On the first setting the lodge was generally visited on the evening of the same day. The snow was removed, ice chiseled out, slush cleaned away and the snare or trap lifted. If a thirty to fifty pound beaver had been caught, it must be pulled up and “dried” in the powder snow a foot or so below the surface. The snare or trap must be reset — with no waterproof mittens! The hole was re-covered, and the animal carried or sledged back to the Indian’s camp. If he was lucky enough to get two or more beaver, so much the more to carry.
If, after blocking the runways, he decided to chop through the top of the lodge, he might have several animals to haul out and carry away before scavengers got at them. The Indian was “luckier” than the average white trapper was, since his wife skinned out and stretched the hide after the carcass thawed out in the tipi.
When other pelts became as valuable as “made beaver”, the animal was usually frozen when found in the snare or trap. Carrying a number of these rigid bodies was less than easy. Except muskrat, they added nothing to the family’s food unless they were starving and no buffalo, moose or bear were available.
One suspects that the women drove the men out to the traps and snares, to trade pelts with the white men for things she wanted. This was especially true after the Hudson’s Bay Company’s rationing of their rum replaced the Northwester’s potent and sometimes semi-lethal regale. In winter when the temperature often dropped to forty below zero (-40 degrees), and the wind blew sharp in the long nights, it is amazing that the Indian exerted himself at all. This is especially true when he considered the animals to be his brothers, like him the children of the Great Spirit, who must be told why he needed to take their lives.
Trapping, in the beginning, was alien to a human being not conditioned to the “work ethic”. As well, it must have had disturbing psychological effects. As late as the early 1900’s, Dr. Pliny Earle Goddard quoted a sick Indian who attributed his suffering to his having needlessly burned to death some wolf cubs in their den.
Into the Indian culture was built, by ages-long tradition, a taboo against anything made of metal. The Old Ones passed it from generation to generation. “The evil power of metal” still runs like a dark thread through a collection of tribal stories collected by R. D. Symons in the book “North by West.” Traps and guns made of metal violated some bred-in-the-bone religious conviction that had to be overcome by greed before the Indians succumbed to their use.

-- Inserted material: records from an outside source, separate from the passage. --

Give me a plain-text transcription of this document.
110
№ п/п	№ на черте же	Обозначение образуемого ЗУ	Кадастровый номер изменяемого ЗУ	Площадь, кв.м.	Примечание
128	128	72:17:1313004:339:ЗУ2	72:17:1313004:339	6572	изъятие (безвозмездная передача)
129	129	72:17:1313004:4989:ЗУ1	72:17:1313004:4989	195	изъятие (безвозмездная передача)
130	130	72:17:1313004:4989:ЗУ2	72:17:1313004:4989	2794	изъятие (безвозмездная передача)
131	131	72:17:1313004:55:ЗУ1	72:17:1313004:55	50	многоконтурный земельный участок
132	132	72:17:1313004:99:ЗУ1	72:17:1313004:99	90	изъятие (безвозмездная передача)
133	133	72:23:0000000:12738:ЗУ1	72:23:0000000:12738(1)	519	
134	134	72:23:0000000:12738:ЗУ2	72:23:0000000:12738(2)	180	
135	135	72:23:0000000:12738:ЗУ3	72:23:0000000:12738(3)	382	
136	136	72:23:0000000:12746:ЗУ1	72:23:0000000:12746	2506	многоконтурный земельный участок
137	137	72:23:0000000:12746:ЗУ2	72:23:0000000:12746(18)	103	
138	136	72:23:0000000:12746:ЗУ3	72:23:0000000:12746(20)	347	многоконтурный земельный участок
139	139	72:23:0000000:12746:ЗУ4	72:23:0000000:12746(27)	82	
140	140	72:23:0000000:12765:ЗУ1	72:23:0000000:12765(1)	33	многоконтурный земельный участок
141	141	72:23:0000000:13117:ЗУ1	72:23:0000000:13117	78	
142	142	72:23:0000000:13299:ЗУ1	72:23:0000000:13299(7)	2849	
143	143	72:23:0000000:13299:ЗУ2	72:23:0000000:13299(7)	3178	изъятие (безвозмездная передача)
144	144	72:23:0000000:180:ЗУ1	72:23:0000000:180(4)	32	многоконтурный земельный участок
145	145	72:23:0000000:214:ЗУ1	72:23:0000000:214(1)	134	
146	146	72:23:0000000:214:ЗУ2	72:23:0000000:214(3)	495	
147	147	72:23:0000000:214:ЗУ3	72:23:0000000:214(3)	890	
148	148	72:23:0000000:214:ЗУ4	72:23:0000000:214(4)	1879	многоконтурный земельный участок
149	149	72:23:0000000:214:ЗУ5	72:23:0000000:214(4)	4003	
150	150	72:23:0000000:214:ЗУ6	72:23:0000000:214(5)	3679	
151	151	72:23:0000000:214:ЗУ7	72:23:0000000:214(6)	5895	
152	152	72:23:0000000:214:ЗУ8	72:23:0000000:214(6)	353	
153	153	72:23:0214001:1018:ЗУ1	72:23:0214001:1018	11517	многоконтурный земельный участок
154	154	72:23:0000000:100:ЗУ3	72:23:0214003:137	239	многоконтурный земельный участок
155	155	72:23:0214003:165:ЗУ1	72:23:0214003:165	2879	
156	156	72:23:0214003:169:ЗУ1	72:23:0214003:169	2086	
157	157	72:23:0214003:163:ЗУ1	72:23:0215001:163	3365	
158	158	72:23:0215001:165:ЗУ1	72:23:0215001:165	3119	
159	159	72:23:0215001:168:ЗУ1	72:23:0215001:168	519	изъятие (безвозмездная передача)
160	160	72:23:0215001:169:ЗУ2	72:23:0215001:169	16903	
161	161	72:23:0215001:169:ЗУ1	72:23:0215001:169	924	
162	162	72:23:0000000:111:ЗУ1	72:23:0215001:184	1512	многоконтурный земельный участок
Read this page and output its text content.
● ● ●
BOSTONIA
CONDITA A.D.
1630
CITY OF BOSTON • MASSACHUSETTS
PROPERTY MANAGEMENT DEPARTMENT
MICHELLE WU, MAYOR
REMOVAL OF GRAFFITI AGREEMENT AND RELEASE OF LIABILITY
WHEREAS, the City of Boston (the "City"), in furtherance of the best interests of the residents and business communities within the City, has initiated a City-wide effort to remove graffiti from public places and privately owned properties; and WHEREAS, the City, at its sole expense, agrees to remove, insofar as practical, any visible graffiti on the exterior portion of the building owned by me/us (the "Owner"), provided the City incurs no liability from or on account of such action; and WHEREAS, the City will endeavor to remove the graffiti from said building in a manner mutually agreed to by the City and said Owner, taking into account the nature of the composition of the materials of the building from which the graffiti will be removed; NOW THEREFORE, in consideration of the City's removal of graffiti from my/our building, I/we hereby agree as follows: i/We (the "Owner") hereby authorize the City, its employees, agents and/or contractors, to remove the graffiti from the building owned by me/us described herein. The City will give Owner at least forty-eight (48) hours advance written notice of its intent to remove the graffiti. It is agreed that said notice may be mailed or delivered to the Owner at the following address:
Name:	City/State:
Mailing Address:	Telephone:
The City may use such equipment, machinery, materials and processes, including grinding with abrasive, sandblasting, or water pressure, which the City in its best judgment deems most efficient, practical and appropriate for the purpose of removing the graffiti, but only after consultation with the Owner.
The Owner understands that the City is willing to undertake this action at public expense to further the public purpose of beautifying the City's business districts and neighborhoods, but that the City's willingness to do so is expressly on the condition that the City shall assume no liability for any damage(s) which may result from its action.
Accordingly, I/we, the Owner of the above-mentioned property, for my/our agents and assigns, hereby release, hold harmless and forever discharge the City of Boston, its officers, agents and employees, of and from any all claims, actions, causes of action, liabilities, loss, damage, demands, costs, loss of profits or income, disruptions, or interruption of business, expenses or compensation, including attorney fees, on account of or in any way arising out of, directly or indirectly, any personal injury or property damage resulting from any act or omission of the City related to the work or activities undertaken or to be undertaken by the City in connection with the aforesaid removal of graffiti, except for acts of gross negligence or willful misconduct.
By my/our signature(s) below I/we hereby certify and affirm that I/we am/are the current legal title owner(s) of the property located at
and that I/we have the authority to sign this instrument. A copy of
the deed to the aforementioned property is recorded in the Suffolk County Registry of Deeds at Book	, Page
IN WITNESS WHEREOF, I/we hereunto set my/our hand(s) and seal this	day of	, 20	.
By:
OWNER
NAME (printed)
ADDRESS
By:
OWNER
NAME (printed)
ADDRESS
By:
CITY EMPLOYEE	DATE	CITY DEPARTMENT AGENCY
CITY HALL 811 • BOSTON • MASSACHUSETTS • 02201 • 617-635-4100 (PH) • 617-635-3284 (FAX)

A quotation from the teachings of an aged Cree shaman, Morning Child, illustrates the ancient lore heard by R. D. Symons in the recent past:
“But in all the Garden of the Manitou they used no metal. The old Ones always told the people that metal was a medicine for evil. Metal was cold. Metal did not receive the rays of the sun like grass and trees and stones and water. Metal alone did not have Spirit and it could numb the heart of man and close his ears. One metal was yellow and it was the chief of the metals; it was not good even to name that one. “Let us,” said
the Old Ones, “call all these things pewabskwis and never touch them”. And they never touched them… The wise men of medicine did not allow them to forget.

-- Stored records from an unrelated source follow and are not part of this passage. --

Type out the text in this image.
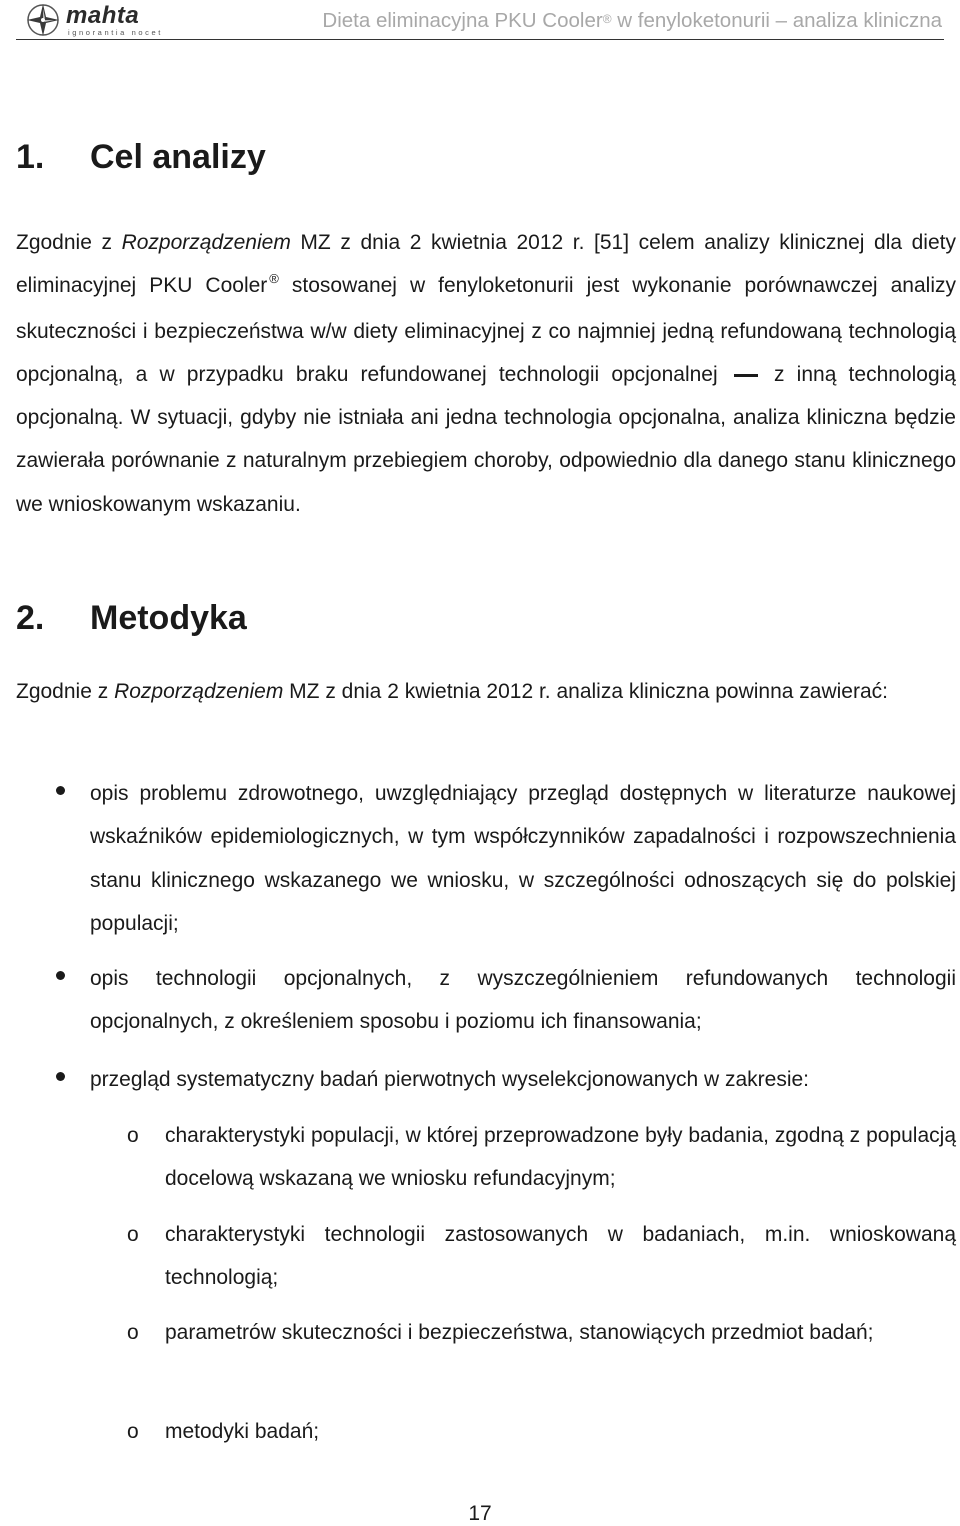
mahta
ignorantia nocet
Dieta eliminacyjna PKU Cooler® w fenyloketonurii – analiza kliniczna
1. Cel analizy

Zgodnie z Rozporządzeniem MZ z dnia 2 kwietnia 2012 r. [51] celem analizy klinicznej dla diety eliminacyjnej PKU Cooler ® stosowanej w fenyloketonurii jest wykonanie porównawczej analizy skuteczności i bezpieczeństwa w/w diety eliminacyjnej z co najmniej jedną refundowaną technologią opcjonalną, a w przypadku braku refundowanej technologii opcjonalnej  z inną technologią opcjonalną. W sytuacji, gdyby nie istniała ani jedna technologia opcjonalna, analiza kliniczna będzie zawierała porównanie z naturalnym przebiegiem choroby, odpowiednio dla danego stanu klinicznego we wnioskowanym wskazaniu.

2. Metodyka

Zgodnie z Rozporządzeniem MZ z dnia 2 kwietnia 2012 r. analiza kliniczna powinna zawierać:

opis problemu zdrowotnego, uwzględniający przegląd dostępnych w literaturze naukowej wskaźników epidemiologicznych, w tym współczynników zapadalności i rozpowszechnienia stanu klinicznego wskazanego we wniosku, w szczególności odnoszących się do polskiej populacji;

opis technologii opcjonalnych, z wyszczególnieniem refundowanych technologii opcjonalnych, z określeniem sposobu i poziomu ich finansowania;

przegląd systematyczny badań pierwotnych wyselekcjonowanych w zakresie:

o charakterystyki populacji, w której przeprowadzone były badania, zgodną z populacją docelową wskazaną we wniosku refundacyjnym;

o charakterystyki technologii zastosowanych w badaniach, m.in. wnioskowaną technologią;

o parametrów skuteczności i bezpieczeństwa, stanowiących przedmiot badań;

o metodyki badań;

17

When the white men came they bartered for furs, giving cloth and beads, tobacco, rum and metal tools. If they had tried to buy the furs with money, it is unlikely that the Indians would have taken up trapping at all. It was only when their desire for the white man’s goods overcame the teachings of the elders, that the Indians accepted guns. Later the steel traps violated another deep-seated belief — that the animals were their brothers, and should not be betrayed by blundering into a trap. Instead, they should be addressed politely before being killed, and treated with honour when they had given their meat to their “brothers”.